Trotz des unterirdischen Eisozeans bleibt der Mars eine Wüste. Flüssiges Wasser an seiner Oberfläche würde bei dem herrschenden niedrigen Atmosphärendruck verdunsten. Selbst das Eis hält sich, zumindest in einiger Entfernung von den Polen, nur in einer gewissen Tiefe.

Mit Hilfe von Modellrechnungen erschlossen die Forscher den Aufbau des Marsbodens. Demnach gliedert er sich jenseits 60 Grad südlicher Breite in zwei Schichten. Die obere ist lediglich einige Dezimeter dick und hat einen Wasseranteil von nur rund einem Prozent. Das Wasser ist vermutlich in Mineralien gebunden. Die untere Schicht besteht dagegen aus einer Mischung von Marsstaub und Eis. Dessen Anteil nimmt zum Südpol hin von etwa dreißig auf rund sechzig Gewichtsprozent zu; zugleich rückt die Eis führende Schicht näher an die Oberfläche heran.

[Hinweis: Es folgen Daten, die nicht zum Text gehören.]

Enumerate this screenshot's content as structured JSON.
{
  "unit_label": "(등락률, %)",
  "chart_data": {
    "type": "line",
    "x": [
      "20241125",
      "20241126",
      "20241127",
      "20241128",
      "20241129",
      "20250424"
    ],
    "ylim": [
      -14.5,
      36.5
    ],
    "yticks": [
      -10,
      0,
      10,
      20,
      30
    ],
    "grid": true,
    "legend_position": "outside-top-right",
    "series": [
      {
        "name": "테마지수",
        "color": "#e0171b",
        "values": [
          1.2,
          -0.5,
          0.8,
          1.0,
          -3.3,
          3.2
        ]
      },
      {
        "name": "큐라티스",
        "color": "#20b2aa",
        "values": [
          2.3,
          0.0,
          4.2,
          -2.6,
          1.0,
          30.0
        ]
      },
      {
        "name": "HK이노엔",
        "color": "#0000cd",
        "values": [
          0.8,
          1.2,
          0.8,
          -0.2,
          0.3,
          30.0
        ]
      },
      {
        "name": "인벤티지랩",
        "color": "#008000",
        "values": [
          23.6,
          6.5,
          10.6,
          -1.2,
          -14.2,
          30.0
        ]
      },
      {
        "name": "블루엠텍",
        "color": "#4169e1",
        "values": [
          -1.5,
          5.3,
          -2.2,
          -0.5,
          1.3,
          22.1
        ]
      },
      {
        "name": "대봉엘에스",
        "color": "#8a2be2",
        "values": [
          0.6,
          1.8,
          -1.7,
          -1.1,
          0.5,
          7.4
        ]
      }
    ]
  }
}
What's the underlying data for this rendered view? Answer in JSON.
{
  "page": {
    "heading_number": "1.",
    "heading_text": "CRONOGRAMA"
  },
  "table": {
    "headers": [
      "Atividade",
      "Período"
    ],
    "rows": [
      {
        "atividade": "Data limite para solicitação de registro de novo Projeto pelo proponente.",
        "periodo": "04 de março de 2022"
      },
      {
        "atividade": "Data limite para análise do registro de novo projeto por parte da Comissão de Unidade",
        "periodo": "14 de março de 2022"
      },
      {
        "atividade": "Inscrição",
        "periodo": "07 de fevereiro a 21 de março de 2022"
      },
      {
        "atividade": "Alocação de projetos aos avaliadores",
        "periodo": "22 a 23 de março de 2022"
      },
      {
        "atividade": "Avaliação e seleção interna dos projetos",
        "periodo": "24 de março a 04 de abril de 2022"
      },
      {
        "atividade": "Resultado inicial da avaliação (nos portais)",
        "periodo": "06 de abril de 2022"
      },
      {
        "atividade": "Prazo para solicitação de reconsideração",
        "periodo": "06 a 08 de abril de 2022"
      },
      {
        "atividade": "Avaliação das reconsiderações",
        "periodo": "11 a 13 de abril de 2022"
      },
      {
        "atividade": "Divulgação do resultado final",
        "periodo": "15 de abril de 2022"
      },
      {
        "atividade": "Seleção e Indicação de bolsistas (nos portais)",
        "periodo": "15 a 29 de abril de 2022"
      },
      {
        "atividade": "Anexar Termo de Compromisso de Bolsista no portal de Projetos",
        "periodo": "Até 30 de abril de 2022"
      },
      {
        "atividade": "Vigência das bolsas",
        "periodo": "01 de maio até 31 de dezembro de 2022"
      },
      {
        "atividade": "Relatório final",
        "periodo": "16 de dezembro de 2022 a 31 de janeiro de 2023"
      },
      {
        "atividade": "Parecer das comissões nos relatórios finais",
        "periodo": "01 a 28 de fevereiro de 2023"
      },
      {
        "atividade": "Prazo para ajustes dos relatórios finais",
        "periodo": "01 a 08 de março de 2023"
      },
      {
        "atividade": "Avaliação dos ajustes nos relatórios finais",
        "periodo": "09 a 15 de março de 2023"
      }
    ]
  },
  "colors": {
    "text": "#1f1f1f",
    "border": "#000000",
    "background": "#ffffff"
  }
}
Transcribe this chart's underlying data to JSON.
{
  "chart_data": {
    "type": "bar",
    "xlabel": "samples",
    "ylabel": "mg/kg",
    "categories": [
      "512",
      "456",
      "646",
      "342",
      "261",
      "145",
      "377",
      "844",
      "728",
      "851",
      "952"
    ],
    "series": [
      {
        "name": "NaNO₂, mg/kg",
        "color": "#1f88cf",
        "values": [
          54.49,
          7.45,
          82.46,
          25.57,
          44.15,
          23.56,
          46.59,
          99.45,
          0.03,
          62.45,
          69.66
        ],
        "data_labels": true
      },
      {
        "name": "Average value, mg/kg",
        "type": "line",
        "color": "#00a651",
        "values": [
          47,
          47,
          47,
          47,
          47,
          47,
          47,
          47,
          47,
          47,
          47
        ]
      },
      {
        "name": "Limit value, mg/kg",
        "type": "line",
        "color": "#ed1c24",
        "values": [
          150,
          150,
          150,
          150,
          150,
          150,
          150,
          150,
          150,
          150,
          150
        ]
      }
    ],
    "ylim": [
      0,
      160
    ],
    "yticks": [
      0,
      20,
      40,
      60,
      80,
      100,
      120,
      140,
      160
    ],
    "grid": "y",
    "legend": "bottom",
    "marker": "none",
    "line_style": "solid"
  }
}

Wie der Boden in größerer Tiefe aussieht, ist allerdings noch unbekannt: Neutronen blicken maximal bis etwa ein oder zwei Meter unter die Oberfläche, und Gammastrahlen liefern sogar nur Informationen über die obersten dreißig bis fünfzig Zentimeter. Diese Beschränkung wird erst die europäische Mars Express Mission aufheben, die frühestens 2004 den Mars mit Hilfe von Radar einige Kilometer tief durchleuchten soll.

Jetzt sind erst einmal die alltäglichen Probleme mit der Odyssey-Sonde zu bewältigen. Nach Auskunft von Johannes Brückner, Physiker in der Abteilung Kosmochemie des Max-Planck-Instituts für Chemie in Mainz und Spezialist für Gammastrahlung im GRS-Team, stand der Germaniumkristall während des

Hinflugs zum Mars unter unerwartet schwerem Beschuss durch Partikel aus Sonneneruptionen. Dadurch entstanden Störungen im Kristallgitter, welche die Energieauflösung des Detektors verschlechtern. Durch Aufheizen auf bis zu 100 Grad Celsius, ein von Brückner mitentwickeltes Verfahren, könnten die Germaniumatome dazu gebracht werden, wieder ihre regelmäßige Anordnung anzunehmen. Die Technik an Bord der Odyssey hat jedoch eine Tücke: Wegen Wärmeverlusts lässt sich der Kristall nur auf 75 Grad Celsius erwärmen. So bleibt sein Ausheilen unvollständig. Inwieweit das die Messergebnisse beeinträchtigen wird, bleibt abzuwarten.